Me suelen decir a menudo en casa que soy más considerado con “los de fuera”. Así, cuando a quien me atiende veo que se le acumula la labor, procuro, si no es urgente la cuestión, no atosigarle y facilitar su trabajo, si puedo. Y no me considero por ello un ser especial.

Nuestra sociedad avanzada (en algunos aspectos, que no en otros) se ha acostumbrado demasiado a mirar para sí misma, a exigir y reivindicar, y más bien poco a considerar al otro e implicarse en buscar las soluciones. También a luchar y tener que defender su puesto de trabajo, y pelear después para que no lo saturen de contenidos, poco prácticos a menudo, o puramente justificativos.
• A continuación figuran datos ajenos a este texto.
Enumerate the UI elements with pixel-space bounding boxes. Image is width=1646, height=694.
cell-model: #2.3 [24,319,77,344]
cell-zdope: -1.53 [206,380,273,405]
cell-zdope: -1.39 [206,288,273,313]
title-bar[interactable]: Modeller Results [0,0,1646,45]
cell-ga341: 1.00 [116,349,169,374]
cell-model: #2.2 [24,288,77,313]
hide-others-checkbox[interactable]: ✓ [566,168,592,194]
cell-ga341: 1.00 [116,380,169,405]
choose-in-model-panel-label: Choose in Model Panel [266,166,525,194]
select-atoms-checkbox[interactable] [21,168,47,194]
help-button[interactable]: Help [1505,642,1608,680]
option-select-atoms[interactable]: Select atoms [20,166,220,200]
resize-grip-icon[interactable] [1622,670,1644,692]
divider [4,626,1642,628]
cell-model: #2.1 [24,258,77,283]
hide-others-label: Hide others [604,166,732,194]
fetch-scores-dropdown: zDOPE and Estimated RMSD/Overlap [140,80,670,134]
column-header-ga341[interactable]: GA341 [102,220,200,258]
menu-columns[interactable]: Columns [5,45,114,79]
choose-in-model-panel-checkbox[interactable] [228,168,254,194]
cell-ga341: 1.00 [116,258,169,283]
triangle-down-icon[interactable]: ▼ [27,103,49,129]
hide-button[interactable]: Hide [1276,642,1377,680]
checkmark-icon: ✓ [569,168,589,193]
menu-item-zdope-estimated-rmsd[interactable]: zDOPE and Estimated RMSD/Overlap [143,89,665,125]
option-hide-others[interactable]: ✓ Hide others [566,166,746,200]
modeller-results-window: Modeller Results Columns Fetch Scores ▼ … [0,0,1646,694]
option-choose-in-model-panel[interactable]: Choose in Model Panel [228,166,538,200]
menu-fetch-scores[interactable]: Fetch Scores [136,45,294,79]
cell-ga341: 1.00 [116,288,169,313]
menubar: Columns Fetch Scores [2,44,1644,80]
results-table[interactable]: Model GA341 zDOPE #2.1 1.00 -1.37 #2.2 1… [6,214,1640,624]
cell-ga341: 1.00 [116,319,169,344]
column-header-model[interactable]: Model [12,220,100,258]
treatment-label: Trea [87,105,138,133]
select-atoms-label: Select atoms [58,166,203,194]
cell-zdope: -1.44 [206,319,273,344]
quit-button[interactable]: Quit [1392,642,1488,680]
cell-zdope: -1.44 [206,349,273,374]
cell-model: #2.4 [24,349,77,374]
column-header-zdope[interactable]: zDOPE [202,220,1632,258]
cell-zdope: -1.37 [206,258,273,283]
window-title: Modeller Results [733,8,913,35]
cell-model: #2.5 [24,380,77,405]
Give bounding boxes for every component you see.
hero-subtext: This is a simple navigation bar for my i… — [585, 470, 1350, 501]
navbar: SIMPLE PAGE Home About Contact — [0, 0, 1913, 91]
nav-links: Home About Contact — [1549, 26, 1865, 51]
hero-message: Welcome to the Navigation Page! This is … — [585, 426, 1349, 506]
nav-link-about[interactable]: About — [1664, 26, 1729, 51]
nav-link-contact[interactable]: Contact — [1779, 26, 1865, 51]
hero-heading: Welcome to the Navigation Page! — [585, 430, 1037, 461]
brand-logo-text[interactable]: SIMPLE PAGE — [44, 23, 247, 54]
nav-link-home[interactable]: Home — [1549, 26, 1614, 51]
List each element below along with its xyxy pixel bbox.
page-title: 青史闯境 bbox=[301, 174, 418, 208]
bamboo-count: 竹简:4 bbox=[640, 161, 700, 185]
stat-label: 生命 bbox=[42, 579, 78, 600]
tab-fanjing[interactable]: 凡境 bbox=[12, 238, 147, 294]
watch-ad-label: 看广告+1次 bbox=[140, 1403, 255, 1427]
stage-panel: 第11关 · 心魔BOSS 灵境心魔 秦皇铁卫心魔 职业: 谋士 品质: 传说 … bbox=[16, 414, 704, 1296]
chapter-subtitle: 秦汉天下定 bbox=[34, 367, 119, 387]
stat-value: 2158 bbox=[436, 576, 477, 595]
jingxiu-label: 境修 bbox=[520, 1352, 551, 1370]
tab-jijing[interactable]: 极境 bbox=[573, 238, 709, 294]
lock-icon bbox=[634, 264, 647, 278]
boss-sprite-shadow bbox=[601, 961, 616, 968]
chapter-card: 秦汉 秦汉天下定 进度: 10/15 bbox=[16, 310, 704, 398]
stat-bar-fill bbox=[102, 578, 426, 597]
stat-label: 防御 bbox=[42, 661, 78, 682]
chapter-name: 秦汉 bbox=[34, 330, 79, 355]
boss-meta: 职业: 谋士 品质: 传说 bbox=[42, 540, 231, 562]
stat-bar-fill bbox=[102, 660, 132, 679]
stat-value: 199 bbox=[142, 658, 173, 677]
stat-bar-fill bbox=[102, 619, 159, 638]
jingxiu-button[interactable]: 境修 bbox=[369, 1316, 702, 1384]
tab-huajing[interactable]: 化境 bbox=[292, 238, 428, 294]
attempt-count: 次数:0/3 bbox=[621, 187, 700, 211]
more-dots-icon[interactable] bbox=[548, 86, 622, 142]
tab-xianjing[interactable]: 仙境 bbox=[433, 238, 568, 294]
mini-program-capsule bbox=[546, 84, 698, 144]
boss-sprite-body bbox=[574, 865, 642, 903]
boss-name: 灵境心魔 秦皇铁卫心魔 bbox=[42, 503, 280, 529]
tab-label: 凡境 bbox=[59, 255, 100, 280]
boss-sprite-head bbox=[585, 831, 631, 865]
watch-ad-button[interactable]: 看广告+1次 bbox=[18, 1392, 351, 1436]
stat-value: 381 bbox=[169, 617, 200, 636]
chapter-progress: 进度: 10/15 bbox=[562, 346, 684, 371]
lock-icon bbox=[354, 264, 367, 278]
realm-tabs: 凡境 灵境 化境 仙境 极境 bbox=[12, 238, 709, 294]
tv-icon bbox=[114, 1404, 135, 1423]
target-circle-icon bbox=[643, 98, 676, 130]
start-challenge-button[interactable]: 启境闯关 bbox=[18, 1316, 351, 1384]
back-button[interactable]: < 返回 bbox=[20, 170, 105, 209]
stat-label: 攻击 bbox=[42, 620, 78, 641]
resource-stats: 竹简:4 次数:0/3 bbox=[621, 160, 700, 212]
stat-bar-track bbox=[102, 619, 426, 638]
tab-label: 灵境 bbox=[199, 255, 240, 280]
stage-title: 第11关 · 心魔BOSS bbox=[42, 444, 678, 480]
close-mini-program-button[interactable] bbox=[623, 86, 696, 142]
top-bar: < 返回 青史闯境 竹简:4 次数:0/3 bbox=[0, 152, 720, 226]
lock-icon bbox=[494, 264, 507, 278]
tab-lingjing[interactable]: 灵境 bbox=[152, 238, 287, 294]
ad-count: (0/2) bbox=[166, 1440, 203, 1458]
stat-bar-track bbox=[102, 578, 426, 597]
Asimismo, hay que decirlo, hemos caído en el error de exigir a las instituciones que nos lo resuelvan todo, un todo cada vez mayor, que no resulta fácil atender debido a la creciente burocracia y a las habituales luchas de poder.

En resumidas cuentas, no paramos de reclamar de otros las soluciones y exigir -exigirnos también en este embrollo, porque nuestra mentalidad competitiva lo exige-, esperando casi siempre además que otros nos organicen la colaboración. “Para competir”, leo hoy en prensa que recetan los empresarios para salir de la “crisis”. Así las cosas, es habitual que nuestro talento permanezca escondido y a buen recaudo, no vaya a ser que la marabunta sonámbula, cebada televisivamente de imbecilidad, arrase con nuestros dones y talentos, y con nuestros esfuerzos.